Selon l'article L. 353-15-2 du Code de la construction et de l'habitation, lorsque le bail de l'occupant d'un logement appartenant à un organisme d'habitations à loyer modéré ou géré par lui est résilié par décision judiciaire pour défaut de paiement de loyer et de charges, la signature d'un protocole d'accord conclu entre le bailleur et l'intéressé en vue du rétablissement du bail vaut titre d'occupation et donne droit à l'aide personnalisée au logement.

 
La durée du protocole est de deux ans au plus. Au sein de celui-ci, les parties peuvent prévoir l'examen par le bailleur de la possibilité de proposer au locataire une mutation vers un logement avec un loyer plus adapté tenant compte de la typologie du ménage.

 
Le locataire-occupant doit alors s'engager à payer régulièrement l'indemnité d'occupation et les charges qui sont fixées dans la décision judiciaire.
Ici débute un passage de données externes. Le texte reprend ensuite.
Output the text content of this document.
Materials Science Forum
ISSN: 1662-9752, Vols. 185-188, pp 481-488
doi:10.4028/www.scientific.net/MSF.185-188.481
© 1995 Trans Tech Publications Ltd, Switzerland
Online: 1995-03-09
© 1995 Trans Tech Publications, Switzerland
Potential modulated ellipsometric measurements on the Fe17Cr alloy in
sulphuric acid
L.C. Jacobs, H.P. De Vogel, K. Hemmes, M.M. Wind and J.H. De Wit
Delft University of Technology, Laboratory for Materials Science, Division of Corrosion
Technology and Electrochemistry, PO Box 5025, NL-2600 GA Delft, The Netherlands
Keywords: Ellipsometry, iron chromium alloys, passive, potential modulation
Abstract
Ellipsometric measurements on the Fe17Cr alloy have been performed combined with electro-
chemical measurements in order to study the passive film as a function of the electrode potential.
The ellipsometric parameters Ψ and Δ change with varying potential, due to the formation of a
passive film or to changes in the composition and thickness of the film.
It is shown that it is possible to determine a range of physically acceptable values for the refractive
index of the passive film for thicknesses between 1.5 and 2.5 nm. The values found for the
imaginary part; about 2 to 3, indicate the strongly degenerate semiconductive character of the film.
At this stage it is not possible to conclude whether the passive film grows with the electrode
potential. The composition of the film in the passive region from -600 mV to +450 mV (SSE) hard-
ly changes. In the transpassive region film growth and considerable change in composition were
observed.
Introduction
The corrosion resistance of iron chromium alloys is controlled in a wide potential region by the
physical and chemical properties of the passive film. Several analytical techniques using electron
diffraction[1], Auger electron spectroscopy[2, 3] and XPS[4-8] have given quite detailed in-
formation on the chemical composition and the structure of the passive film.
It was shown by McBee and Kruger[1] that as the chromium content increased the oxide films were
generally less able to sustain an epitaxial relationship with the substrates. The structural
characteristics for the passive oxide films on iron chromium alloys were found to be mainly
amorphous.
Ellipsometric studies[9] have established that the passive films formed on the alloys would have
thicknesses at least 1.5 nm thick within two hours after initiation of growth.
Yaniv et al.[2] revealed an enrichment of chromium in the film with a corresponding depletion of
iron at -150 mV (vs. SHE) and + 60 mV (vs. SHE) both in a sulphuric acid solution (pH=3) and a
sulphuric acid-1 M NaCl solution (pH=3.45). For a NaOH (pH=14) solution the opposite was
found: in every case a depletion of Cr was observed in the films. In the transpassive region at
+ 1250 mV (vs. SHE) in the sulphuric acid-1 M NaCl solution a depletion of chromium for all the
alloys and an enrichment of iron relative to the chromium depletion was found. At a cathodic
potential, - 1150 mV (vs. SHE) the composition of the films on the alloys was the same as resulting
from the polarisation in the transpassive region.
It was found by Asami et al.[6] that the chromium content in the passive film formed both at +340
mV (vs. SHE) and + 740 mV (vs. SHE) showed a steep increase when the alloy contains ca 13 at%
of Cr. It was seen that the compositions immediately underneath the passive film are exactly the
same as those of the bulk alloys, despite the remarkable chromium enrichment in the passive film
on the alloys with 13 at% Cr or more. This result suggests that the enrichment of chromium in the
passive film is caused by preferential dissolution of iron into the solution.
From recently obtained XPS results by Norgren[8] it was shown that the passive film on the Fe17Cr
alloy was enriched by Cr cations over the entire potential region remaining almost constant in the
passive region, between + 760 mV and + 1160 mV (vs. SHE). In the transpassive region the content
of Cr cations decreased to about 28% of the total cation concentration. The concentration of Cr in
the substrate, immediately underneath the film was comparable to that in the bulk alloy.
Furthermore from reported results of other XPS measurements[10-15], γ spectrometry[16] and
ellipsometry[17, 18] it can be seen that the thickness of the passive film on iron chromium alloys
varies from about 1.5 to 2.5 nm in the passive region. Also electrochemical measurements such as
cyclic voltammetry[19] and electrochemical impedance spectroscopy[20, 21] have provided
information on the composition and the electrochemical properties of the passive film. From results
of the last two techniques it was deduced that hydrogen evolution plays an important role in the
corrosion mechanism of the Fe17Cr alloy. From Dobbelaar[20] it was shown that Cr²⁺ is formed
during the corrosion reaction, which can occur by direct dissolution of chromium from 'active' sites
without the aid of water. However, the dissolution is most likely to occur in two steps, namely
Il est également nécessaire qu'il respecte un plan d'apurement de sa dette locative. Il est possible pour l'organisme payeur (article L. 351-14 du CCH) de saisir le Fonds de solidarité pour le logement (FSL). L'article 6 de la loi du 31 mai 1990 visant à la mise en œuvre du droit au logement prévoit, au septième alinéa, que le FSL peut prendre en charge des mesures d'accompagnement social individuelles ou collectives.  

 

L'occupant doit respecter ses engagements. En contrepartie, le bailleur renonce à la poursuite de la procédure d'expulsion et conclut un bail dans un délai maximal prévu par le protocole et ne pouvant excéder trois mois.

 

En revanche, si le locataire ne respecte pas ses engagements, le bailleur retrouve le droit de faire exécuter la décision judiciaire prononçant ou constatant la résiliation du bail. En l'absence de bail, le versement de l'aide personnalisée au logement (APL) est interrompu.

 

 

3 - L'expulsion 

Ce sont les articles L. 412-1 à L. 412-8 du Code des procédures civiles d'exécution qui encadrent la procédure d'expulsion. A savoir : la procédure d'expulsion doit être mise en œuvre par un huissier de justice.

 

Si le locataire est menacé d'expulsion à la suite d'un retard dans le paiement de ses loyers ou pour toutes autres raisons, il peut obtenir des renseignements auprès de "SOS loyers impayés", géré par l'Agence Nationale d'Information sur le Logement (ANIL), au 0 805 160 075 (appel gratuit depuis un poste fixe).

 

> Pour plus de détails sur l'expulsion, voir la fiche "Prévenir l'expulsion et lutter contre l'exclusion (secteur privé)".
 

 

4 - L'effacement des dettes 

Dans le cadre des commissions de surendettement, les dettes du locataire endetté peuvent être effacées lors d'un plan de redressement.